Finding a Path Through
For a working researcher, the practical compass is more sobering than the early discourse suggested. The five-point consensus is real, but it is a perimeter, not a path. Inside that perimeter, every concrete writing decision — polish or rewrite, declare or do not declare, methods or acknowledgments, footnote or none — depends on the specific rulebook in force for that task, journal, funder, university, or institute. And that rulebook may have changed since the last time you checked.
Three habits reduce the risk. Treat the strictest applicable disclosure threshold as your working default; it is usually easier to explain a careful declaration than to defend an omission. Check the most recent version of the rule that actually governs each task — not last year’s PDF, not your supervisor’s recollection, not the policy of a sister institution. And keep a running log of meaningful AI interactions as they happen, so a disclosure paragraph can be assembled in minutes rather than reconstructed from memory under deadline pressure.
The jungle is real, and for everyday academic writing and review work it is exactly as dense as it looks. But it has paths, and the people who navigate it best are the ones who stop expecting a single map.
Disclosure on AI use and source base: This article is based on a staged AI-assisted research design.
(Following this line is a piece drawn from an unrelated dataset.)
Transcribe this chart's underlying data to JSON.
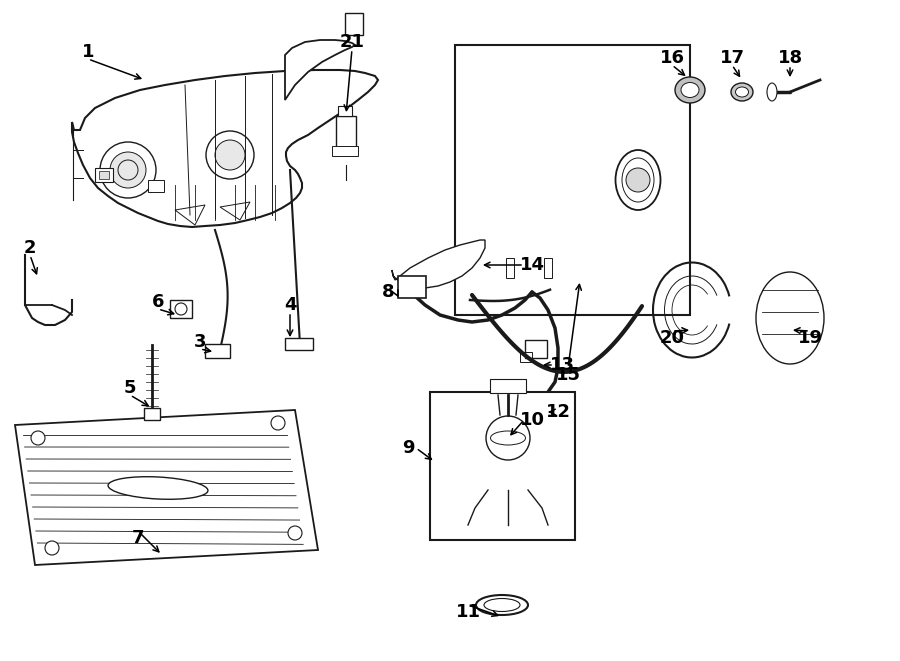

Fifteen structured deep-research reports were produced across five thematic blocks — national frameworks, research organizations/MPG, universities, publication, peer review, and research funding, and the legal landscape — with each block researched independently on ChatGPT (GPT-5.5), Perplexity (using Claude Sonnet 4.6 Thinking), and Claude (Sonnet 4.6 Adaptive). Four additional scoping runs on ChatGPT and Perplexity addressed two narrower questions: rules on AI use generally and rules on LLM-based text generation. Altogether, the nineteen reports drew on more than 200 primary documents, including laws, EU regulations, court rulings, university statutes, publisher policies, ethics-body recommendations, and funder guidelines. Their findings were compared in two independent AI-assisted cross-checks, one with Claude (Opus 4.7 Thinking) and one with ChatGPT (GPT-5.5); divergences and gaps were rechecked against additional sources. Claude then produced the first article draft from the consolidated research base. The draft was reviewed, fact-checked, shortened, and revised through iterative human–AI interaction with Claude (Opus 4.7 Adaptive) and ChatGPT (GPT-5.5). Responsibility for content, framing, and any errors rests with the author.